Unique to this particular gang, is the fact that they uphold their ties with the gang members who still reside in El Salvador. From this communication, the El Salvadorian gangs are able to more easily gain access to military-style weapons, including grenades and the M-16 rifle. El Salvadorians also have difficulty in obtaining smaller handguns, creating a high demand for these weapons here in the US. This demand has gotten so out of control that the gang members are now accepting handguns as payment for drug transactions.

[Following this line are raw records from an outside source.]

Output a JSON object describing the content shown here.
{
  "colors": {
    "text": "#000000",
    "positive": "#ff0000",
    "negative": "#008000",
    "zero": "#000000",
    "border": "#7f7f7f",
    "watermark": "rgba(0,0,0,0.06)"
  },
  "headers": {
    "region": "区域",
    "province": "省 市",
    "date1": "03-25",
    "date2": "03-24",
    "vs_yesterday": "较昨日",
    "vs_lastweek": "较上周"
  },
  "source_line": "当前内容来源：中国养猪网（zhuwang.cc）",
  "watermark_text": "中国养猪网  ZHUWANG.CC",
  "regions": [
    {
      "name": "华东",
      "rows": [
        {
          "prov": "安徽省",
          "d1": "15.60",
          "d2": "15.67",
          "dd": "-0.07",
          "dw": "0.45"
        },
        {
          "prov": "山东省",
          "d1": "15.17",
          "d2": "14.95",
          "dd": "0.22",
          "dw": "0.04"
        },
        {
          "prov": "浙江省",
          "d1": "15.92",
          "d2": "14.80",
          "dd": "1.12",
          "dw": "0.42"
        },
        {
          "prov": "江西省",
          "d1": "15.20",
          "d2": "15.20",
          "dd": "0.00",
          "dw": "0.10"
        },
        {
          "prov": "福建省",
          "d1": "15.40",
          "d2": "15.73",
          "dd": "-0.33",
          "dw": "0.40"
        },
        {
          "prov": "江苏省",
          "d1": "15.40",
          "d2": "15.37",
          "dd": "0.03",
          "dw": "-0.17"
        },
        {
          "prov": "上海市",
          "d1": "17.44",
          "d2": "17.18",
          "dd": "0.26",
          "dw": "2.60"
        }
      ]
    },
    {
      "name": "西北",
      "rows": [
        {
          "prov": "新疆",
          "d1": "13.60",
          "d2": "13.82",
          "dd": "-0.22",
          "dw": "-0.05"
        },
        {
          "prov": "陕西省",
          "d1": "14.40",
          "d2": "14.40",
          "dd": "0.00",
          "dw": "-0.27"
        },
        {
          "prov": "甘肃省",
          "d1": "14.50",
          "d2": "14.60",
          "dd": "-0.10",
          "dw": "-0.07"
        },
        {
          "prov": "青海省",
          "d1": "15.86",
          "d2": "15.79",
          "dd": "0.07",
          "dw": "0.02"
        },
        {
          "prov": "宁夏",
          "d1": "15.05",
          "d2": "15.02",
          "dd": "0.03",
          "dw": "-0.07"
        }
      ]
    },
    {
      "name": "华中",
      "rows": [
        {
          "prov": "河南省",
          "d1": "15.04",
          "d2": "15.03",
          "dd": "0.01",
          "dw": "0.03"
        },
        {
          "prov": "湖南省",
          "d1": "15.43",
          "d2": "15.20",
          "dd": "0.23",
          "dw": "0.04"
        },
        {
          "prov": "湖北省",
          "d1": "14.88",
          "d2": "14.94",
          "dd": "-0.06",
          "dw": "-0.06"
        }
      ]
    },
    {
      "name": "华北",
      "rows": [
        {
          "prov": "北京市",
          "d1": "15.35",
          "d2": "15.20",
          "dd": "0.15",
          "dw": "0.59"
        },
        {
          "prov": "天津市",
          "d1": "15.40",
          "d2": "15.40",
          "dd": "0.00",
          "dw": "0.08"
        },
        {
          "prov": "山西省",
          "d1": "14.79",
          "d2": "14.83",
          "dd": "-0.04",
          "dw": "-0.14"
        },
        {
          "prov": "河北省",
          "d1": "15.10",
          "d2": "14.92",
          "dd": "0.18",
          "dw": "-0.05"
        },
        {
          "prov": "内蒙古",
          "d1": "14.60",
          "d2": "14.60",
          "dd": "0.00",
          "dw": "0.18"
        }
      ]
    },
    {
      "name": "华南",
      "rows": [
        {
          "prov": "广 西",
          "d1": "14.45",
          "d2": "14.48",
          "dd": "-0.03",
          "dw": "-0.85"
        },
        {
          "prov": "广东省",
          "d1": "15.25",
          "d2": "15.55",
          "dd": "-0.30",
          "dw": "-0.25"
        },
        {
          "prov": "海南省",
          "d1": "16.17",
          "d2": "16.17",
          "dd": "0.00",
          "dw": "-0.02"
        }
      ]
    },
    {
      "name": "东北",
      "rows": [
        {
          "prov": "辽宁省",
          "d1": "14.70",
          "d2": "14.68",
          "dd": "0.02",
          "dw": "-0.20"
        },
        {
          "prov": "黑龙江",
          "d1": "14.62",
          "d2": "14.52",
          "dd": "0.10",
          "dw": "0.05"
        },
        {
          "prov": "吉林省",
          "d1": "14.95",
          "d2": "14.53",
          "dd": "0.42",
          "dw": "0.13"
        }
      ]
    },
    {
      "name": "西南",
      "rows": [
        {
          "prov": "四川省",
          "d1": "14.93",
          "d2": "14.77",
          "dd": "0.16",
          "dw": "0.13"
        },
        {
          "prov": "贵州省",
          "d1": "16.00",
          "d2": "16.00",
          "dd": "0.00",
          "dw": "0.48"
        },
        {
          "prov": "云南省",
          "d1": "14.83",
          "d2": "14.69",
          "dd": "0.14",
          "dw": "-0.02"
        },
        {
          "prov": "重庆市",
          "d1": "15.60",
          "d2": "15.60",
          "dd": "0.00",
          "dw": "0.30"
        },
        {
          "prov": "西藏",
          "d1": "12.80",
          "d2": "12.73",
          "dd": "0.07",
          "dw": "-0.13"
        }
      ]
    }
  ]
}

Along with providing weapons to the El Salvadorian gangs, the Mara Salvatrucha also lines the streets with stolen cars. Approximately eighty percent of the cars in the area were stolen in the United States. These cars are also taken as payment for various drug deals. These violent gang members rarely ever turn down opportunities to commit crimes. Mara Salvatrucha members admit to committing a myriad of crimes, including invasion robberies, extortion, murder, rape, witness intimidation, and drug smuggling of cocaine, marijuana, and methamphetamine. These crimes are committed on a daily basis and are the basis for which this gang is able to fully operate.


When evaluating the efforts of the local law enforcement in the Southern California region to regulate the vicious gang’s activities, one might conclude that the gang is the victor. Some law enforcement officers have even been said to be intimidated by the group, while others mention that the group completely disregards all officers as any source of legitimate power or authority. There are only two main courses of action for the Mara Salvatrucha gang members: incarceration or deportation. While both methods temporarily seem to suppress the members’ crime activities, they are exactly that – temporary. Once out of custody or once back in the States, these delinquents quickly return to their routine behavior. There is no telling when, or even if the violent crimes committed by the Mara Salvatrucha gang members will ever fully be contained.